A "buy point" for a stock is a range or price at which an investor or trader will agree to enter/purchase a stock position. This is commonly based on two general forms of evaluation: the fundamental value of a company's stock or the price of the stock relative to it technical price trading ranges.
Fundamental Buy Points
An evaluation of the fundamental information of a company versus its stock price is a common method used to determine when a stock is inexpensive enough to warrant a purchase. For example, one method some investors use is to buy only when a stock has a price-to-earnings ratio (P/E) below a certain level. If annual corporate earnings are $2 per share and the desired buy point is a P/E of 10 to 1 or less, he would pay no more than $20 per share for the stock.
Technical Buy Points
Many investors/traders use charts to help define the entry point into a stock position. Perhaps a stock price has a pattern of four-point advances followed by two-point declines. Rather than buying at the top of a price advance, a potential buy point can be isolated after a two-point pullback once the pullback appears to have begun.
Video of the Day
A simplistic example: "XYZ" stock begins advancing from $40 and rallies to $44. It pulls back to $42, then climbs to $46 followed by a retreat to $44. If this pattern is expected to continue, a stock purchase could be made at buy points in an area at which the decline may be judged to be completed.

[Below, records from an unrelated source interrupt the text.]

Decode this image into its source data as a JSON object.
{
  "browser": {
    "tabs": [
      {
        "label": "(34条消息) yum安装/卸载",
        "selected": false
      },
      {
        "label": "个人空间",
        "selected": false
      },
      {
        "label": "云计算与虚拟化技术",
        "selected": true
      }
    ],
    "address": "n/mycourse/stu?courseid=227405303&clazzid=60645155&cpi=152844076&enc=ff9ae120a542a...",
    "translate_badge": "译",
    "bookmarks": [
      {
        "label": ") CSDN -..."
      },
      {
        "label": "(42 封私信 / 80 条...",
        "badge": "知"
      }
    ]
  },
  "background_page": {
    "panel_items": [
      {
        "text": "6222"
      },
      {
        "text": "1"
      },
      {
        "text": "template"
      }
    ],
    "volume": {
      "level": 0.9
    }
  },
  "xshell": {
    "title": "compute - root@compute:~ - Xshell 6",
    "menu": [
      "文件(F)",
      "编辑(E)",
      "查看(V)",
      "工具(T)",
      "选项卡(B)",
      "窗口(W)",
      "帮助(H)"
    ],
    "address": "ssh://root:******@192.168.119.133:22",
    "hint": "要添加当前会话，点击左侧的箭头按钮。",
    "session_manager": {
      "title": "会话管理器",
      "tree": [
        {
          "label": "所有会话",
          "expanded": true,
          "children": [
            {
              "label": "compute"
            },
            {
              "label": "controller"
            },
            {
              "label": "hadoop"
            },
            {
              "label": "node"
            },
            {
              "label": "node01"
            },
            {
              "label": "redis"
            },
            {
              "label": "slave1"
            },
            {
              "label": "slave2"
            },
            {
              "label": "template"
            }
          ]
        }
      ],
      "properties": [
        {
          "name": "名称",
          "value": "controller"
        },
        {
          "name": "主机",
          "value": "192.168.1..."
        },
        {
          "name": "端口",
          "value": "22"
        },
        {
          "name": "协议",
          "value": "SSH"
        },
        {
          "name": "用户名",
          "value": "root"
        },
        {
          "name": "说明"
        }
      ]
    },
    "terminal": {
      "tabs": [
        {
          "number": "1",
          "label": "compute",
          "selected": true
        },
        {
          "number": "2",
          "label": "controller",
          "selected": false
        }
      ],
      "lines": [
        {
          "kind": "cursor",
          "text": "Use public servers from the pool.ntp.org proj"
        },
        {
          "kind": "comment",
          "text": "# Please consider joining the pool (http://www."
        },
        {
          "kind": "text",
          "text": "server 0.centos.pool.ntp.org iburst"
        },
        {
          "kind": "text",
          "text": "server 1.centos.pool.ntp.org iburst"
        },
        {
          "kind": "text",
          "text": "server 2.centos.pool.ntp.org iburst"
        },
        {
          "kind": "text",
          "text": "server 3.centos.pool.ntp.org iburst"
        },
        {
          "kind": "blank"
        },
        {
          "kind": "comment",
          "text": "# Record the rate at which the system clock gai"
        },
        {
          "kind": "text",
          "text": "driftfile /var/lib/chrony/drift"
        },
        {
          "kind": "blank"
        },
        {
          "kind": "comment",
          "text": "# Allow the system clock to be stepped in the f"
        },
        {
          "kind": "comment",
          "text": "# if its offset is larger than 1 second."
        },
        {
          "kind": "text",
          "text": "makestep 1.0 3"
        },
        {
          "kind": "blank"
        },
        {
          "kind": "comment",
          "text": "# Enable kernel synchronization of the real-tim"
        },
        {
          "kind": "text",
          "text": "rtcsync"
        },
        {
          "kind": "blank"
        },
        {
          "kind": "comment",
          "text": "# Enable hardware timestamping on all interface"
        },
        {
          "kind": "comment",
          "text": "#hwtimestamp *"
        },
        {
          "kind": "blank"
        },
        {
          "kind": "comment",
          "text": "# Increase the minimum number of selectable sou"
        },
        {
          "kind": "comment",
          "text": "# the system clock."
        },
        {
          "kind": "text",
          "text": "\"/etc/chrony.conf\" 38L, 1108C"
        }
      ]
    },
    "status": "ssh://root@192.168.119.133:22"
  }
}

The same is true of stocks that trade in ranges. For example, if a stock trades between $50 and $55, a buy point may be considered just above $50 for an expected move back to $55.
Instructions for buy orders can be given in several ways. The ordinary "market order" is just that--an order to buy immediately at the next available market price. However, a "buy limit" provides instructions that you will pay no more than your specified price. If XYZ is trading at $55, you may enter an order to "buy 100 XYZ limit $50.50" ($50.50 being your predetermined buy point) and your order will not fill until $50.50 or less is achieved.

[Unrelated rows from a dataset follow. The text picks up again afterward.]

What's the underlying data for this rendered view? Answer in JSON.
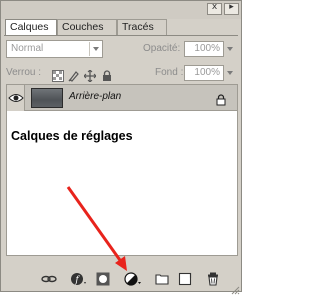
{
  "window": {
    "menu_icon": "panel-menu-icon",
    "close_icon": "close-x-icon",
    "close_glyph": "x",
    "menu_glyph": "▸"
  },
  "tabs": [
    {
      "label": "Calques",
      "active": true
    },
    {
      "label": "Couches",
      "active": false
    },
    {
      "label": "Tracés",
      "active": false
    }
  ],
  "tab_close_glyph": "x",
  "blend": {
    "mode": "Normal",
    "opacity_label": "Opacité:",
    "opacity_value": "100%"
  },
  "lock": {
    "label": "Verrou :",
    "icons": [
      "lock-transparency-icon",
      "lock-paint-icon",
      "lock-move-icon",
      "lock-all-icon"
    ],
    "fill_label": "Fond :",
    "fill_value": "100%"
  },
  "layers": [
    {
      "name": "Arrière-plan",
      "visible": true,
      "locked": true,
      "thumbnail_color": "#5a5f63"
    }
  ],
  "annotation": {
    "text": "Calques de réglages",
    "arrow_color": "#e8231c"
  },
  "bottom_icons": [
    "link-layers-icon",
    "layer-style-icon",
    "layer-mask-icon",
    "adjustment-layer-icon",
    "new-group-icon",
    "new-layer-icon",
    "trash-icon"
  ]
}
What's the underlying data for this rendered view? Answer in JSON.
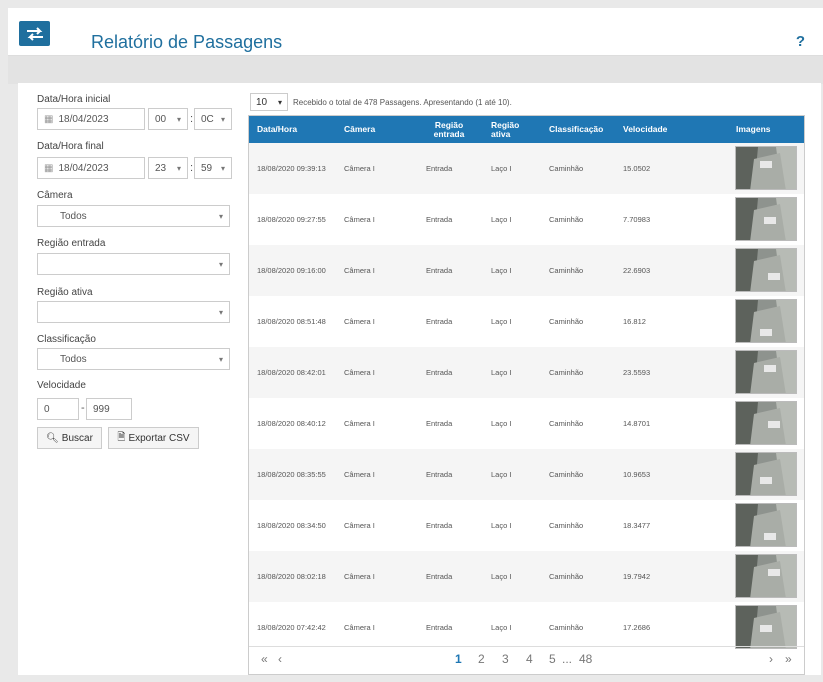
{
  "header": {
    "title": "Relatório de Passagens",
    "help": "?"
  },
  "filters": {
    "start_label": "Data/Hora inicial",
    "start_date": "18/04/2023",
    "start_hour": "00",
    "start_minute": "0C",
    "end_label": "Data/Hora final",
    "end_date": "18/04/2023",
    "end_hour": "23",
    "end_minute": "59",
    "camera_label": "Câmera",
    "camera_value": "Todos",
    "entry_region_label": "Região entrada",
    "entry_region_value": "",
    "active_region_label": "Região ativa",
    "active_region_value": "",
    "classification_label": "Classificação",
    "classification_value": "Todos",
    "speed_label": "Velocidade",
    "speed_min": "0",
    "speed_sep": "-",
    "speed_max": "999",
    "search_label": "Buscar",
    "export_label": "Exportar CSV"
  },
  "results": {
    "page_size": "10",
    "summary": "Recebido o total de 478 Passagens. Apresentando (1 até 10)."
  },
  "table": {
    "columns": [
      "Data/Hora",
      "Câmera",
      "Região entrada",
      "Região ativa",
      "Classificação",
      "Velocidade",
      "Imagens"
    ],
    "rows": [
      [
        "18/08/2020 09:39:13",
        "Câmera I",
        "Entrada",
        "Laço I",
        "Caminhão",
        "15.0502"
      ],
      [
        "18/08/2020 09:27:55",
        "Câmera I",
        "Entrada",
        "Laço I",
        "Caminhão",
        "7.70983"
      ],
      [
        "18/08/2020 09:16:00",
        "Câmera I",
        "Entrada",
        "Laço I",
        "Caminhão",
        "22.6903"
      ],
      [
        "18/08/2020 08:51:48",
        "Câmera I",
        "Entrada",
        "Laço I",
        "Caminhão",
        "16.812"
      ],
      [
        "18/08/2020 08:42:01",
        "Câmera I",
        "Entrada",
        "Laço I",
        "Caminhão",
        "23.5593"
      ],
      [
        "18/08/2020 08:40:12",
        "Câmera I",
        "Entrada",
        "Laço I",
        "Caminhão",
        "14.8701"
      ],
      [
        "18/08/2020 08:35:55",
        "Câmera I",
        "Entrada",
        "Laço I",
        "Caminhão",
        "10.9653"
      ],
      [
        "18/08/2020 08:34:50",
        "Câmera I",
        "Entrada",
        "Laço I",
        "Caminhão",
        "18.3477"
      ],
      [
        "18/08/2020 08:02:18",
        "Câmera I",
        "Entrada",
        "Laço I",
        "Caminhão",
        "19.7942"
      ],
      [
        "18/08/2020 07:42:42",
        "Câmera I",
        "Entrada",
        "Laço I",
        "Caminhão",
        "17.2686"
      ]
    ]
  },
  "pagination": {
    "first": "«",
    "prev": "‹",
    "pages": [
      "1",
      "2",
      "3",
      "4",
      "5"
    ],
    "ellipsis": "...",
    "last_page": "48",
    "next": "›",
    "last": "»"
  },
  "colors": {
    "accent": "#1f77b4",
    "header_title": "#1f6f9e"
  }
}
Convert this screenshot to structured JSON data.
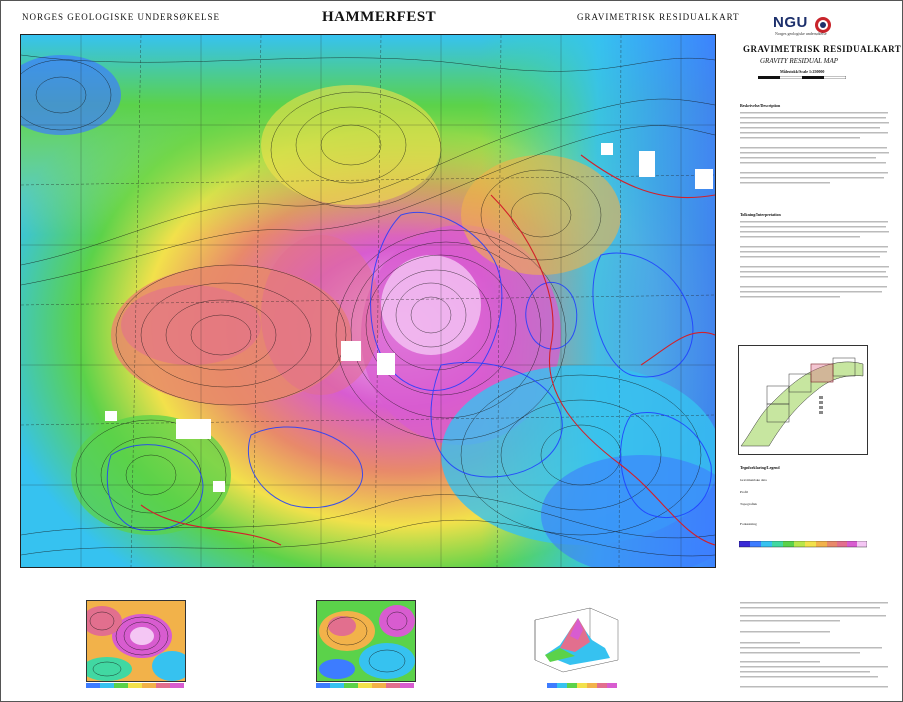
{
  "header": {
    "left": "NORGES GEOLOGISKE UNDERSØKELSE",
    "center": "HAMMERFEST",
    "right": "GRAVIMETRISK RESIDUALKART"
  },
  "logo": {
    "text": "NGU",
    "subtitle": "Norges geologiske undersøkelse"
  },
  "panel": {
    "title": "GRAVIMETRISK RESIDUALKART",
    "subtitle": "GRAVITY RESIDUAL MAP",
    "scale": "Målestokk/Scale 1:250000",
    "sections": [
      {
        "heading": "Beskrivelse/Description",
        "text": ""
      },
      {
        "heading": "Tolkning/Interpretation",
        "text": ""
      },
      {
        "heading": "Tegnforklaring/Legend",
        "text": ""
      }
    ],
    "legend": [
      {
        "label": "Gravimetriske data"
      },
      {
        "label": "Profil"
      },
      {
        "label": "Topografisk"
      },
      {
        "label": "Forkastning"
      }
    ]
  },
  "colors": {
    "map_palette": [
      "#3a2ad6",
      "#3d7cff",
      "#36c2f0",
      "#41d8a2",
      "#5bd24a",
      "#b9e64a",
      "#f2e14b",
      "#f2b24a",
      "#e8896a",
      "#e26f8e",
      "#d85cd0",
      "#f4c6f4"
    ],
    "contour": "#111111",
    "geology_blue": "#1e3cff",
    "fault_red": "#d2202a",
    "border": "#222222"
  },
  "icons": [
    "ngu-logo-icon",
    "north-arrow-icon"
  ]
}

Buy stop orders are another way to enter at your buy point, but they are conditional. In the example of a trading range, a trader may judge that a buy point is best entered on a break ABOVE the trading-range level. If the top of that range is $55, a buy stop could be entered at $55.50 instead. This instructs the brokerage to buy ONLY if the stock trades at $55.50 or above, and it turns the order into market order for immediately execution (purchase). This is used for "breakouts," a term used to signify a level at which buyers (demand) have overpowered sellers (supply).
Managing the Purchase
The significance of identifying buy points is that it enables you to identify and isolate purchase points in a stock. This typically is done to improve (lower) the purchase price and/or confirm that a trend can be taken advantage of. Likewise, sell points can be established once a buy point has been triggered that will help with managing the trade.